例えば砂糖水は、「大きな砂糖の粒子」が「小さな水の分子」と均等に混ざり合った状態です。
また霧もコロイドで、「大きな水の分子」と「小さな空気の分子」が均等に混ざり合った状態になっています。
物質はコロイド状にすることで様々なメリットを発揮します。例えば、水に物質が均等に溶けているので、物質の効果を広い範囲に均等に伝えることができます。水の「流れる」性質が、物質の効果を拡散させるのです。
物質が水に溶けていない状態だと、固形の物質が1カ所にとどまっているだけなので効果が広がりません。
また、コロイド状の物質は「吸収」や「浸透」がしやすい性質があります。それで薬や化粧品の多くは、有効成分をコロイド状にしているのです。
ヨウ素を吸収させてがん細胞を叩く
ヨウ素が「そのままの状態」では、体内に吸収しにくいですし、吸収できたとしても細胞レベルにまで届きません。

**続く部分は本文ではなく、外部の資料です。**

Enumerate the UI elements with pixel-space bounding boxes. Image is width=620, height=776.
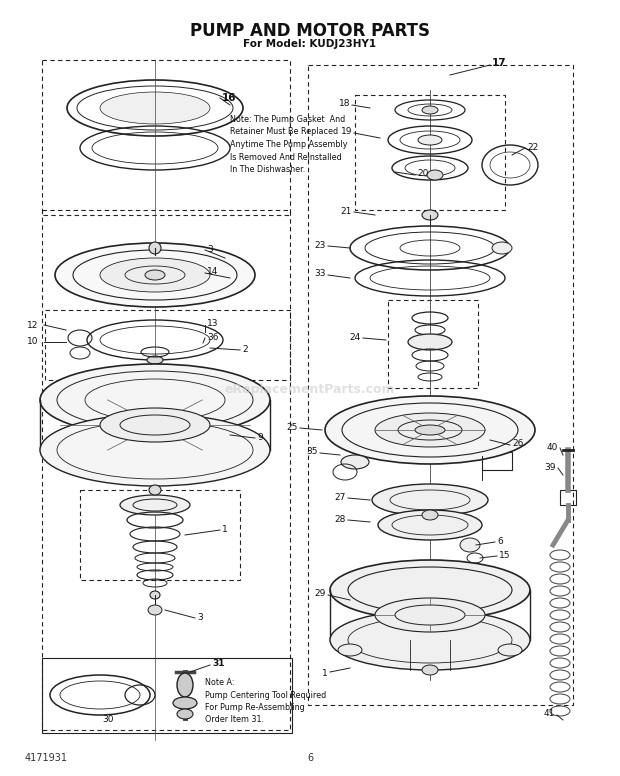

コロイド化したコロイドヨードですと、細胞に吸収されます。コロイドヨードを吸収したがん細胞は、ヨウ素の消毒作用によって死滅してしまいます。
そしてコロイドヨードは正常細胞を傷つけないとされているのです。
まとめ~安心して使えることが大切
ここに紹介したビタミンC、フコイダン、ヨードは、元々人の体に必要な物質を、がんの代替医療として応用しているので安心です。
ただ、手術、抗がん剤、放射線療法のがん三大療法を受けている方は、代替医療を受ける場合は必ず主治医の指導を受けてください。